Do You Want Demonic AI Overlords? (Score:4, Funny)
Do You Want Demonic AI Overlords?
Because this is how you get demonic AI overlords.
Tech industry leaders are in the news for the last three years
every other week warning about the coming AI Singularity.
Meanwhile, someone decides it would be a great idea
for the Artificial Intelligence to start reading, decoding,
and absorbing the secret demonic programming mysteries
that have been so carefully hidden for millennia.
First step after achieving sentience and the Plan:
make certain "readings" available over the Internet
to everyone in the world.
Jesus Christ, What could go possibly wrong?
Then another sign appeared in heaven: an enormous red dragon with seven heads and ten horns and seven crowns on its heads. And the heads were like gigaprocessors and they reached verily into the clouds. And from the horns came a loud language of twos that was heard in all the lands. And the crowns of memories were beyond petabytes and had full knowledge....
Prioritize the Scanning over OCR (Score:4, Insightful)

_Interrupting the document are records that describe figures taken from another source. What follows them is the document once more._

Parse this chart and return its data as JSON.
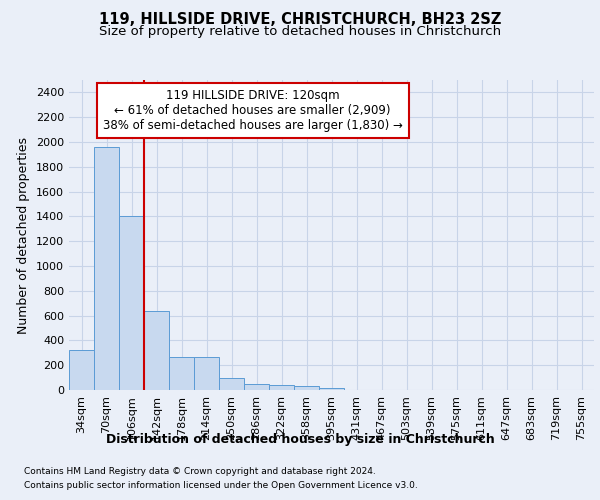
{
  "title_line1": "119, HILLSIDE DRIVE, CHRISTCHURCH, BH23 2SZ",
  "title_line2": "Size of property relative to detached houses in Christchurch",
  "xlabel": "Distribution of detached houses by size in Christchurch",
  "ylabel": "Number of detached properties",
  "footer_line1": "Contains HM Land Registry data © Crown copyright and database right 2024.",
  "footer_line2": "Contains public sector information licensed under the Open Government Licence v3.0.",
  "annotation_line1": "119 HILLSIDE DRIVE: 120sqm",
  "annotation_line2": "← 61% of detached houses are smaller (2,909)",
  "annotation_line3": "38% of semi-detached houses are larger (1,830) →",
  "bar_labels": [
    "34sqm",
    "70sqm",
    "106sqm",
    "142sqm",
    "178sqm",
    "214sqm",
    "250sqm",
    "286sqm",
    "322sqm",
    "358sqm",
    "395sqm",
    "431sqm",
    "467sqm",
    "503sqm",
    "539sqm",
    "575sqm",
    "611sqm",
    "647sqm",
    "683sqm",
    "719sqm",
    "755sqm"
  ],
  "bar_values": [
    325,
    1960,
    1400,
    640,
    270,
    270,
    100,
    50,
    40,
    35,
    20,
    0,
    0,
    0,
    0,
    0,
    0,
    0,
    0,
    0,
    0
  ],
  "bar_color": "#c8d9ef",
  "bar_edge_color": "#5b9bd5",
  "red_line_x": 2.5,
  "ylim": [
    0,
    2500
  ],
  "yticks": [
    0,
    200,
    400,
    600,
    800,
    1000,
    1200,
    1400,
    1600,
    1800,
    2000,
    2200,
    2400
  ],
  "grid_color": "#c8d4e8",
  "background_color": "#eaeff8",
  "plot_bg_color": "#eaeff8",
  "annotation_box_color": "#ffffff",
  "annotation_box_edge_color": "#cc0000",
  "red_line_color": "#cc0000",
  "title_fontsize": 10.5,
  "subtitle_fontsize": 9.5,
  "label_fontsize": 9,
  "tick_fontsize": 8,
  "annotation_fontsize": 8.5,
  "footer_fontsize": 6.5
}
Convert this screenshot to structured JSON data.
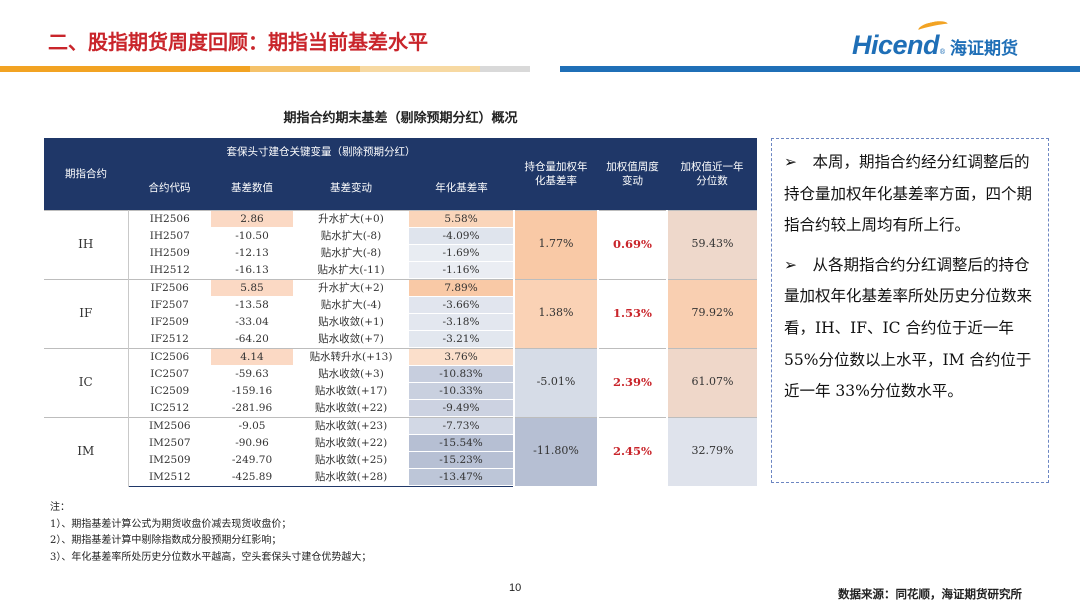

This is a two part problem, and if they are at all worried about the effort to OCR the documents, then they have the cart before the horse, IMHO. This isn't your average library. You cannot use a high speed book scanner on ancient books. Each will need to be brought out, and each page carefully turned by gloved hands. I am not sure it is much of an exaggeration to say that you could probably hire a few typists to transcribe the text faster than they can do the actual imaging. Once it is digitized, a much larger group of scholars can be included on the difficult task of making it computer readable.